The two main organizing forces in Fiesta are waiting and yearning, and perhaps these characteristics make the novel so heart-wrenching. The characters of the novel are constantly on the road, and they are always waiting for something: a fishing together; the beginning of the fiesta; the dinner; the next round of drinks; the arrival of the others; a bullfight; or, most of all, Brett’s presence and love. Due to this constant waiting, they can never enjoy what they are doing, because no matter what they do, the elusive spirit of Brett seems to haunt and make fun of them.
 
The novel, by the way, very much reminds me of two novels by F. Scott Fitzgerald, The Great Gatsby and Tender Is the Night. Just like Fiesta, these two novels also deal with desires which didn’t come true, with a search for happiness, and with the sadness and disillusionment necessarily following the days of manic experience-seeking.
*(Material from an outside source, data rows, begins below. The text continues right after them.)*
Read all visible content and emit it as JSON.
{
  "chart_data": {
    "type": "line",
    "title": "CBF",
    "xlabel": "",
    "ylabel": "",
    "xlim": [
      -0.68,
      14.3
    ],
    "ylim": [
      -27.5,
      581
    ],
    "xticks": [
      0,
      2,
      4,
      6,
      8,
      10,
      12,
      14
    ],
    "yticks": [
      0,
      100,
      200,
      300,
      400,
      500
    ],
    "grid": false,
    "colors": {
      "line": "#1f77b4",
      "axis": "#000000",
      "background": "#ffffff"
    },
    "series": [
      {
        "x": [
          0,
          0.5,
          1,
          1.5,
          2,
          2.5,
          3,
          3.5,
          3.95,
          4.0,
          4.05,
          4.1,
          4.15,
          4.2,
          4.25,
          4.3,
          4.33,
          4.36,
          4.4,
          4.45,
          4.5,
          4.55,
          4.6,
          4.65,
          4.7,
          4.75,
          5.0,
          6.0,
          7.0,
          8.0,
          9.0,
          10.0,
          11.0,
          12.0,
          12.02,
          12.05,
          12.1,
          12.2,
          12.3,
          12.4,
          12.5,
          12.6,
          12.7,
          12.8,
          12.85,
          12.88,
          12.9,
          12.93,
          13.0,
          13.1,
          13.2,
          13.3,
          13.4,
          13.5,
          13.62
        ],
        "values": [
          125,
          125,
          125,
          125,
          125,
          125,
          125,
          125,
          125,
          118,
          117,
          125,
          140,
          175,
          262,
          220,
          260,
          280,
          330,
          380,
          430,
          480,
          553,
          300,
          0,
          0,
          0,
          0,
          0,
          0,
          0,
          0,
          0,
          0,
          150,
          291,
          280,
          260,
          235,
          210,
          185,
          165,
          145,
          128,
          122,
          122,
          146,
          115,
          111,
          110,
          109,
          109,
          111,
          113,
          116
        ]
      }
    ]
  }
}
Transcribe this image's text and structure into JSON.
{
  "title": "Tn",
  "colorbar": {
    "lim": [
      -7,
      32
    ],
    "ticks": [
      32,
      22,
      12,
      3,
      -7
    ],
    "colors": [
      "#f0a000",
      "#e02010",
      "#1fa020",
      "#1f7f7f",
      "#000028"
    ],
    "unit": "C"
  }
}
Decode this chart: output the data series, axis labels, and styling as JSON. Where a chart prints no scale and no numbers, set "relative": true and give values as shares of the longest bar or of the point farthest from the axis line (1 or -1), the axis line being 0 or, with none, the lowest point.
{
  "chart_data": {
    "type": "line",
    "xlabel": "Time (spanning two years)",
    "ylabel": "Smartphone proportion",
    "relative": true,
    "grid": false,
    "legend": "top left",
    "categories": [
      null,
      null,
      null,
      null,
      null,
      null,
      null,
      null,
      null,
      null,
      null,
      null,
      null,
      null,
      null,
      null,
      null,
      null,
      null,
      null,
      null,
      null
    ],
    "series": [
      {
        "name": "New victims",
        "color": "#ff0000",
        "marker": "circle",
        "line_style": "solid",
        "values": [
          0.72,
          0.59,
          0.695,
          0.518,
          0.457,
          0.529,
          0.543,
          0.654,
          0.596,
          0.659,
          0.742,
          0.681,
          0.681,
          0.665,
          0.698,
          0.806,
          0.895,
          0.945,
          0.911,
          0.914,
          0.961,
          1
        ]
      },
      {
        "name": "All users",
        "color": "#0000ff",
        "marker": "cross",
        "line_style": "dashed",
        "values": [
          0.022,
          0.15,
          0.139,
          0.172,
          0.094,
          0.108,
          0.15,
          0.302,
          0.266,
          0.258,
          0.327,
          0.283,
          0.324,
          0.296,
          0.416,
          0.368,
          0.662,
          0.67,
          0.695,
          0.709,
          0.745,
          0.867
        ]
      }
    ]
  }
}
The similarity is, of course, not an accident, since Hemingway and Fitzgerald must have had some common experiences as both of them belonged to the lost generation after World War I, but still, it’s very interesting that two writers of such different styles, ways of life, and language usage created works with highly similar atmospheres.
 
Though I’ve never liked Hemingway, I’ve always loved Fitzgerald, and perhaps I only like Fiesta this much because it is a novel which could almost have been written by him. And even though Hemingway is a Nobel laureate, while Fitzgerald is not, I still don’t consider this comparison offensive to Hemingway; and I would definitely recommend Fiesta to anyone who is not overly enthusiastic about Hemingway and doesn’t like any of his other works: read this novel, because it may well become the only novel by Hemingway you’ll love.